Drama um Urteil zum Monaco-GP: Briatore verärgert McLaren-Teamchef Stella
Flavio Briatore tut sich schwer damit, das Urteil des FIA-Berufungsgerichts zum Monaco-GP zu akzeptieren. Der Alpine-Sonderberater erhob schwerwiegende Vorwürfe. Das kam bei McLaren gar nicht gut an.
Das FIA-Berufungsurteil fiel nach der Verhandlung in Paris nicht zu Gunsten von Alpine aus. Die Richter kamen zum Schluss, dass die Erlassung von Pierre Gaslys zwei 5-sec-Strafen nicht rechtens war und sorgten dafür, dass der Franzose diese wieder aufgebrummt bekam. Damit rutschte er in der GP-Wertung wieder vom dritten auf den siebten Platz. Isack Hadjar, dessen Red Bull Racing Team zusammen mit McLaren gegen die Streichung der Zeitstrafen vorgegangen war, darf sich damit wieder über den dritten Platz freuen.
Die Strafen waren Gasly ursprünglich erlassen worden, weil er einem Messfehler zum Opfer gefallen war. Sein Team konnte nachweisen, dass er das Tempolimit in der Boxengasse von Monte Carlo zu keinem Zeitpunkt im Rennen überschritten hatte. Das Problem war nur, dass auch andere Fahrer für vermeintliche Tempolimit-Sünden bestraft worden waren, aber nicht dagegen vorgehen konnten, weil sie die Strafen abgesessen hatten.

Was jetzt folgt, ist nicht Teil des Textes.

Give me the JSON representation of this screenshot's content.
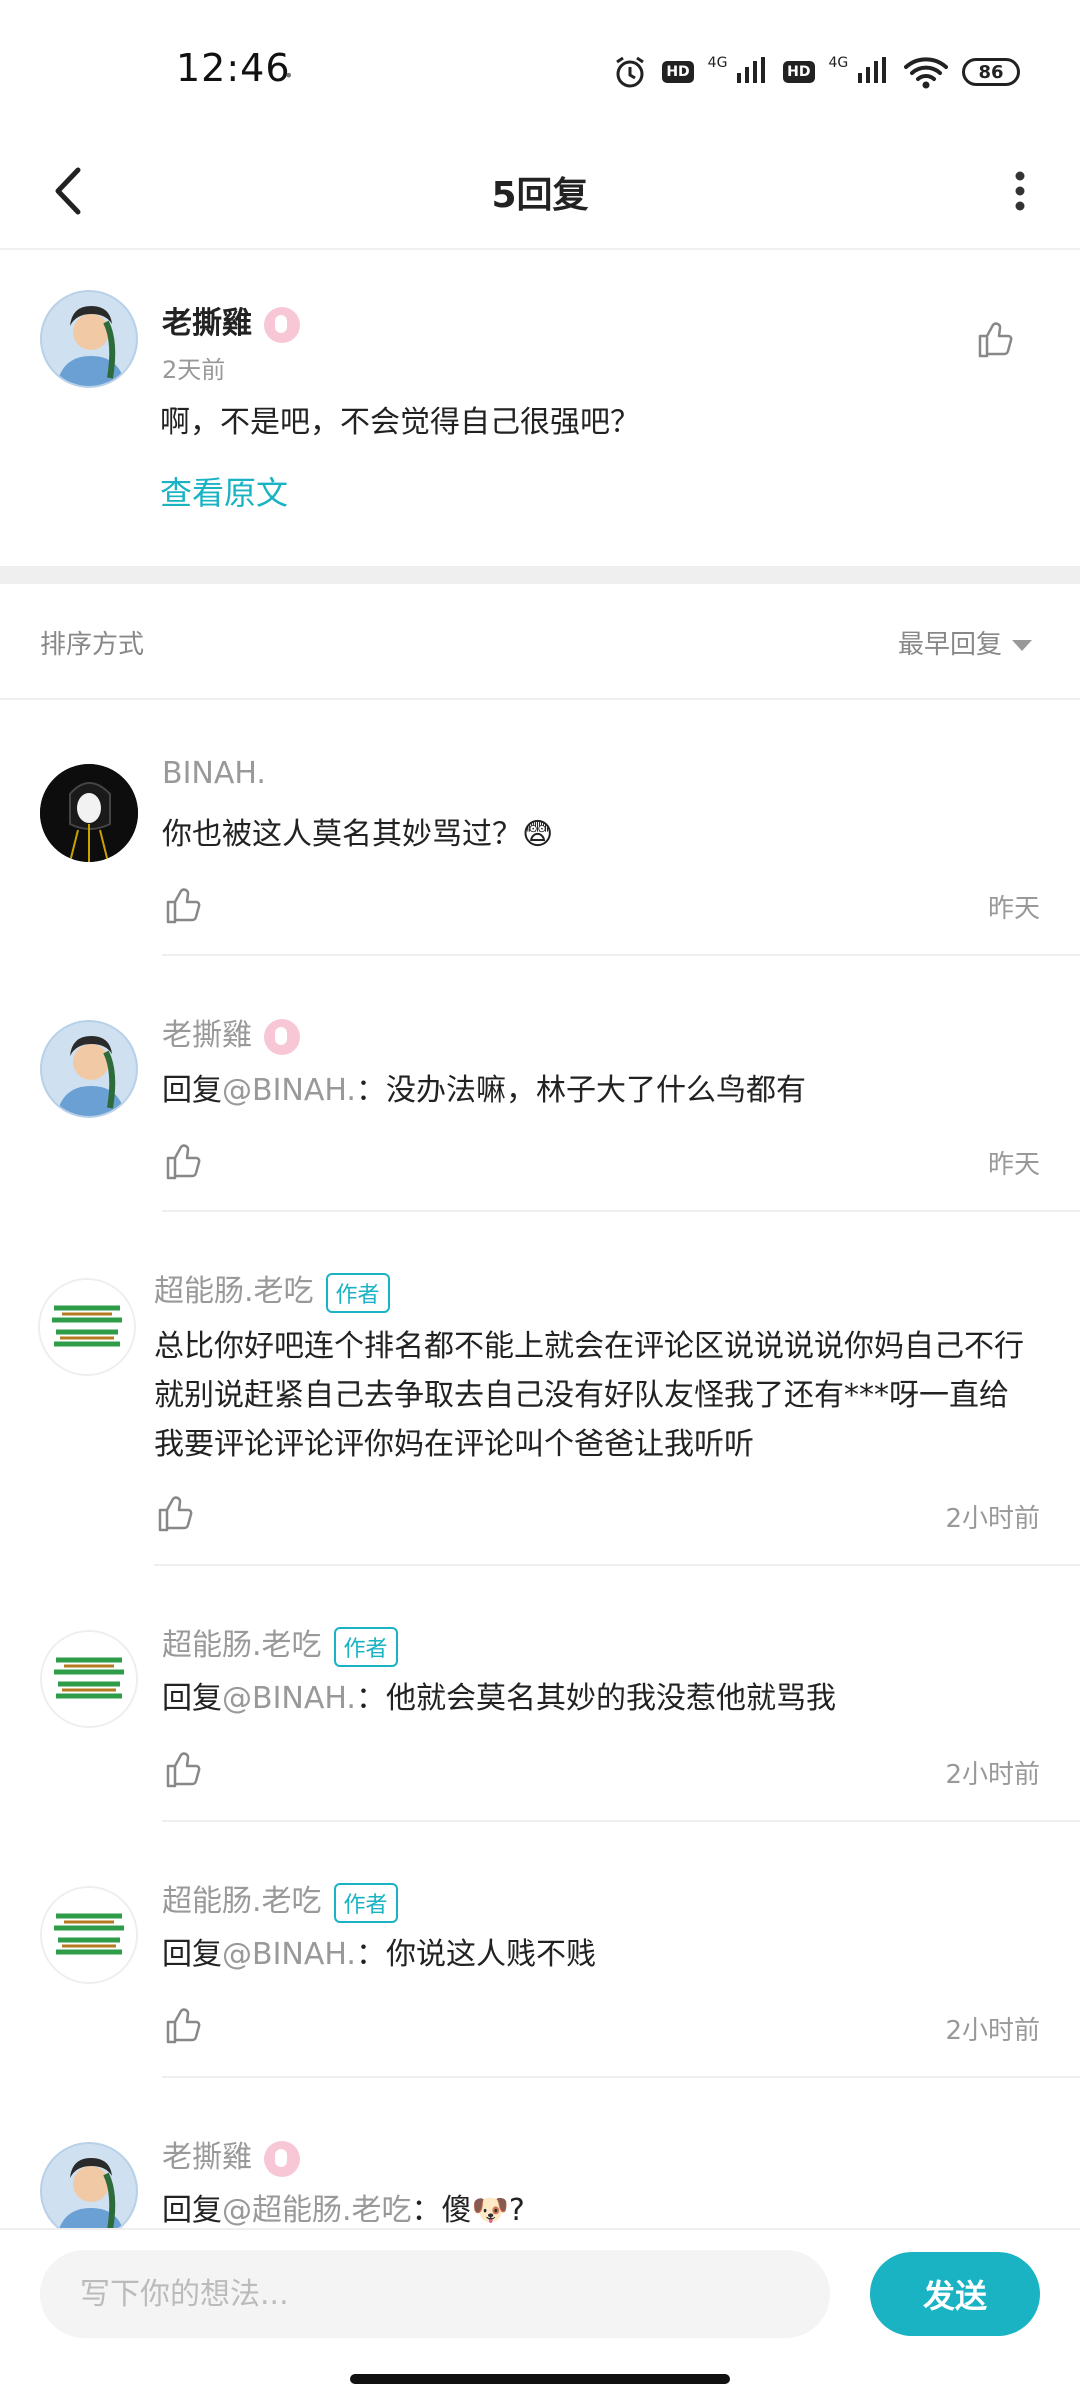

Bei Alpine-Sonderberater Flavio Briatore kam das Urteil aus Paris nicht gut an. Der Italiener erklärte in der FIA-Pressekonferenz: «Ich halte das für sehr unfair. Wir akzeptieren die Entscheidung, aber was sehr seltsam war: Es sassen vier Richter im Gremium, und einer der Richter verhielt sich wie ein Staatsanwalt. Es waren vier Richter, und dieser eine war wirklich ein Staatsanwalt gegen die FIA, gegen uns, gegen die FOM.» Damit bezog er sich auf Richter Filippo Marchino und unterstellte diesem, McLaren zugeneigt zu sein.
Klare Worte von McLaren-Teamchef Andrea Stella
«Später haben wir herausgefunden, warum dieser Typ so gemein war. Das hängt sehr stark mit McLaren zusammen. Wir haben ein schönes Foto von diesem Typen, wie er 2018 bei MSO Beverly Hills eine Rede für McLaren hält. Er hat eine Stiftung, die One Drop Foundation heisst, und McLaren hat ihr zwei oder drei Autos gespendet – das war ziemlich unfair», fuhr Briatore fort, und ergänzte: «Wir haben die Entscheidung und alles akzeptiert, aber es ist ziemlich eigenartig, dass man einen Typen auf der Richterbank hat, der eine Verbindung zu einem Team pflegt. Das ist unfair, die Richter müssen normalerweise ganz unabhängig sein.»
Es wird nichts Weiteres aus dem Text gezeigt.